Nous le pouvons. L’Église doit le faire, parce que Jésus vient de nuit ; il marche sur les flots et vient à notre rencontre dans la tempête. Avez-vous remarqué combien Dieu aime venir de nuit ? Il y a eu la nuit de l’Exode : Yahvé libérait son peuple de la servitude, égyptienne. Il y eut la nuit de l’enfantement à Bethléem et l’étonnement des bergers. Il y eut la nuit qui s’étendit sur le Golgotha, lorsque le Fils remit sa vie entre les mains du Père. Il y eut encore la nuit du tombeau, quand le grain jeté en terre poussa ses racines pour ébranler la lourde pierre. « C’est moi » ! Jésus vient dans la tempête pour entraîner les siens vers le rivage et la paix.


« Confiance, n’ayez pas peur » !

Au milieu de la tempête, quelqu’un nous tend la main.

Il n’y a pas d’épreuve au milieu de laquelle ne nous est pas offert un signe semblable au murmure d’une brise légère.


La confiance qui exorcise nos peurs ne se possède pas : elle n’existe qu’à mesure où elle se donne. Elle consiste justement en cette capacité à s’appuyer sur quelqu’un d’autre que soi, à oser quitter le lieu des sécurités finalement illusoires pour avancer, même maladroitement. « N’ayez pas peur… »

Cette confiance qui relève et donne d’avancer encore, malgré tout est de l’ordre de l’action « ce n’est pas un esprit de peur que Dieu nous a donné, mais un esprit de force, d’amour, de pondération » nous dit la lettre à Timothée.

La confiance est alors à l’inverse d’un sentiment entretenu difficilement et toujours menacé : elle devient décision et relevailles. Coûte que coûte, malgré tout.

La foi qui nous donne d’entendre la voix surgie dans la tempête nous fait tendre la main vers l’Autre qui nous tire en avant.


Le Dieu que nous cherchons ne s’impose pas à nous ; il ne nous force pas la main à coup d’arguments ou de preuves. Le Dieu que nous cherchons vient de nuit, dans la tempête et les bouleversements de l’histoire. À peine reconnu, il s’échappe à nouveau, comme le vent qui se refuse à être capturé.

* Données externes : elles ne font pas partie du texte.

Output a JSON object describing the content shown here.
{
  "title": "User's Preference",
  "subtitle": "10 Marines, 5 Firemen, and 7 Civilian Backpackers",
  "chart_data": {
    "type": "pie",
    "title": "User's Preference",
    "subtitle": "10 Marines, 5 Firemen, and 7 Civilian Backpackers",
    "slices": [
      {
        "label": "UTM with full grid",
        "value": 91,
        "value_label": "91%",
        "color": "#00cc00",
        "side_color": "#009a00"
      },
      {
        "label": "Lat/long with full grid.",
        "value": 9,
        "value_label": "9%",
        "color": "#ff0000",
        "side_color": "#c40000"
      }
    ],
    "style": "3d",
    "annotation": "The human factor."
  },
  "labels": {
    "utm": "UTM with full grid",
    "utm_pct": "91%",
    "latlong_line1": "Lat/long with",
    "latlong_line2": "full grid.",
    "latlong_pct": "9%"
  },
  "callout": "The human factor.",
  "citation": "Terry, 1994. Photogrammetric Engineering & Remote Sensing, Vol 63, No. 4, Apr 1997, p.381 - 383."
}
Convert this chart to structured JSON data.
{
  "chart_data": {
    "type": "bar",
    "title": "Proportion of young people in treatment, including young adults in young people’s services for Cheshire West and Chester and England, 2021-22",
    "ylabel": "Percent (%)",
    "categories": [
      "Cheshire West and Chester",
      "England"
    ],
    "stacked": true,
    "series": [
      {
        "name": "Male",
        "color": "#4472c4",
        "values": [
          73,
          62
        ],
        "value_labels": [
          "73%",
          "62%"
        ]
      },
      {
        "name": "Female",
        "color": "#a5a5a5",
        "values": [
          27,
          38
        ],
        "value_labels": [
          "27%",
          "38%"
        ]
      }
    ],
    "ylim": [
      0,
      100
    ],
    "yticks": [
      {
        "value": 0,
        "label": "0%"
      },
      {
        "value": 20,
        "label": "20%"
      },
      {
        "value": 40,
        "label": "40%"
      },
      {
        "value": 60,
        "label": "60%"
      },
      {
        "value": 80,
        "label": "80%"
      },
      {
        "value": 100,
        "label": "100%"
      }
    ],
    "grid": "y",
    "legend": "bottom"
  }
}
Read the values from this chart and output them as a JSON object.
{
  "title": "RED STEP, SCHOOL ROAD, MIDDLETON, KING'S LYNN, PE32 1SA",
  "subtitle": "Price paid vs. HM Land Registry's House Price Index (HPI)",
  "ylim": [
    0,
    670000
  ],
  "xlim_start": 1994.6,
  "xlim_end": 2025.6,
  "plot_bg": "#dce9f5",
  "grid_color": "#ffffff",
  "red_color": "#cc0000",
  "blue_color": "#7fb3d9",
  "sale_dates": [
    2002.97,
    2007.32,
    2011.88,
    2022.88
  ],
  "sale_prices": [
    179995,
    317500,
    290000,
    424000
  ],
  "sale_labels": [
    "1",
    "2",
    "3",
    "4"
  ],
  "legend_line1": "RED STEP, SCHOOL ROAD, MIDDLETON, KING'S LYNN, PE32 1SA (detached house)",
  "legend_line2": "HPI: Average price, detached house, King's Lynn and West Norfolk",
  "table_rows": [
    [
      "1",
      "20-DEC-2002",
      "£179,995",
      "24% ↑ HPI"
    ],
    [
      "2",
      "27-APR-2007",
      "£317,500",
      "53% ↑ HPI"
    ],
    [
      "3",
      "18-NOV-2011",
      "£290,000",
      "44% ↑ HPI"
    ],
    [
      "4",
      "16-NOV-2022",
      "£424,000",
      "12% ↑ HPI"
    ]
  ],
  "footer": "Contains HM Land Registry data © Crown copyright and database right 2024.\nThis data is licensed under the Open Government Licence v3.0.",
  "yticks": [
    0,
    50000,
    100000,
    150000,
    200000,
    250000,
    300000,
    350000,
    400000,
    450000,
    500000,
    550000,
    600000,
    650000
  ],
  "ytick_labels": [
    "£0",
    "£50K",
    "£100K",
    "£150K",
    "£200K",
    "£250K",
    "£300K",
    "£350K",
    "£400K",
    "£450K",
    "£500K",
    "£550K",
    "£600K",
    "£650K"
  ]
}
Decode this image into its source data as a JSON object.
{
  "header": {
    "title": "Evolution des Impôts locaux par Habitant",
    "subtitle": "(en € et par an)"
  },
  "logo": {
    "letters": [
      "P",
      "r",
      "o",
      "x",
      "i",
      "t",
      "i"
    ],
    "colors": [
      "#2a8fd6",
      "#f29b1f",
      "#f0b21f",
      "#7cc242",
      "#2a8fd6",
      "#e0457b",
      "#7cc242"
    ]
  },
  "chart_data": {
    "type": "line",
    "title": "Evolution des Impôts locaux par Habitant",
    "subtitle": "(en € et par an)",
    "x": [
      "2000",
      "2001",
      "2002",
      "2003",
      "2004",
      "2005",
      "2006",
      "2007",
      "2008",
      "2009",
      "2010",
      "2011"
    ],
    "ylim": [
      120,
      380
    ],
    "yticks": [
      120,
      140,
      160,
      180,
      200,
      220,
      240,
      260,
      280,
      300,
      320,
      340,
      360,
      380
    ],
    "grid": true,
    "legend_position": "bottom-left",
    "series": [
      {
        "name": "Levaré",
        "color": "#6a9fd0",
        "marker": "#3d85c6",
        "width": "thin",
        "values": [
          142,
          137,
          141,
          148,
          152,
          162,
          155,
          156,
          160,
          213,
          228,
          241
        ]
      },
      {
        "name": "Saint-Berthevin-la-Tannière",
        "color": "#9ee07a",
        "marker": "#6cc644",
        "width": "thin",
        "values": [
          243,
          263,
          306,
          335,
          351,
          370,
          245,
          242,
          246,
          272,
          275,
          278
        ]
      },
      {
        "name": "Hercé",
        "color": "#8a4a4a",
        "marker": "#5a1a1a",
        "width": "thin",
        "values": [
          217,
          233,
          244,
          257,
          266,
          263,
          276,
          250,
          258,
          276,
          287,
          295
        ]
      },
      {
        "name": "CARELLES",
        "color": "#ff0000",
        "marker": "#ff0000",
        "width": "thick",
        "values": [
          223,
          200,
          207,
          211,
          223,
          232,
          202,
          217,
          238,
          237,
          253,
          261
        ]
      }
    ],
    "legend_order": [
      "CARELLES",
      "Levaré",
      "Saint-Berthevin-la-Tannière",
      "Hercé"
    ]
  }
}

« Viens, c’est moi ! » Alors l’Église peut non seulement tenir la barre de l’esquif ballotté, elle peut encore se risquer sur les flots eux-mêmes. Elle ne craint plus de se mouiller, car là où les hommes s’affrontent avec la tempête de la vie, là est le lieu de son existence. Le lieu normal de la foi, c’est l’aventure et le risque.